Bagi Ahok, kalau memilih seorang pemimpin berdasarkan keimanan, tidaklah penting selama tidak tercermin dari perbuatannya.
“Kalau memang beriman, saya mau lihat perbuatan kamu, menunjukkan iman kamu enggak. Saya enggak perlu menunjukkan iman saya, saya akan tunjukkan lewat perbuatan saya. Anda akan tahu iman saya,” terangnya.
Butet pun menimpali, bahwa memang sulit buat Ahok jadi Presiden Indonesia.
“Kamu tuh salahnya dua Pak Ahok, sudah China, Kristen lagi.”
Mendandani Indonesia
Jika menjadi presiden, ada beberapa hal penting yang akan dilakukannya untuk membuat Indonesia lebih baik.
Pertama, Ahok bakal melakukan pemutihan dosa-dosa lama, karena semua orang pasti pernah buat salah.
Kedua, soal pilkada seluruh Indonesia, siapapun yang ikut mencalonkan diri harus bisa membuktikan secara terbalik hartanya.
“Kalau kita punya harta warisan orangtua saya buruk gapapa, minimal rakyat tahu kenapa kamu punya harta sekian miliar, sekian puluh miliar. Tinggal declare ini warisan dari ayah saya, mantan pejabat ini.

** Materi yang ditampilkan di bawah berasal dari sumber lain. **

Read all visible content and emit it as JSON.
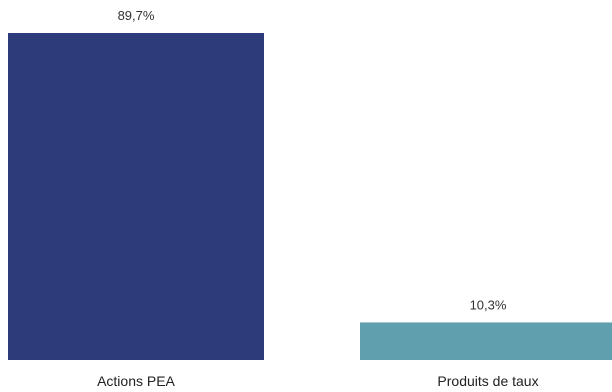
{
  "chart_data": {
    "type": "bar",
    "categories": [
      "Actions PEA",
      "Produits de taux"
    ],
    "values": [
      89.7,
      10.3
    ],
    "value_labels": [
      "89,7%",
      "10,3%"
    ],
    "unit": "%",
    "ylim": [
      0,
      89.7
    ],
    "grid": false,
    "legend": "none",
    "title": "",
    "xlabel": "",
    "ylabel": "",
    "colors": [
      "#2e3b7b",
      "#5f9fae"
    ]
  }
}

Harus ada pembuktian,” kata Ahok.
Ketiga, Ahok bakal memperbaiki gaji pejabat, asalkan KPI [key performance index] jelas.
Keempat, adanya jaminan pendidikan, kesehatan, perumahan bagi rakyat.
Keempat, untuk Bidang UKM, pengusaha kecil bisa menjadi pengusaha sedang dan besar.
Kelima, gaji aparat seperti TNI, Polri naik.
Ahok melihat di luar negeri para prajurit yang ikut perang selalu mendapat keringanan untuk memenuhi kebutuhan hidup. Baginya, Indonesia harus mengadopsi aturan tersebut.
“Di luar, Anda kalau pergi perang, di mana Anda kembali dapat diskon 10 persen, kalau ikut dua kali dapat 20 persen. Sekarang , di Indonesia saya dapat penghargaan dari perang sebanyak apa pun datang ke minimarket nggak ada duit, ya nggak dapet susu,” kata Ahok.
Keenam, mengatasi pelaku kejahatan kemanusiaan.
“Jadi Presiden gampang, kita tinggal proses supaya rakyat tahu siapa yang perbuat, dari mana sampai kejadian seperti itu. Setelah itu sebagai kepala negara berhak memberikan pengampunan,” ujarnya di video bersama Butet Kertaradjasa beberapa hari lalu.
Menurutnya, hal itu merupakan bentuk rekonsiliasi bangsa, bukan berarti menutupi kejahatan.
“Tapi, kejahatan apapun harus tercatat, sehingga rakyat generasi kita akan belajar apa kesalahan yang sudah dilakukan penguasa terlebih dahulu,” imbuhnya.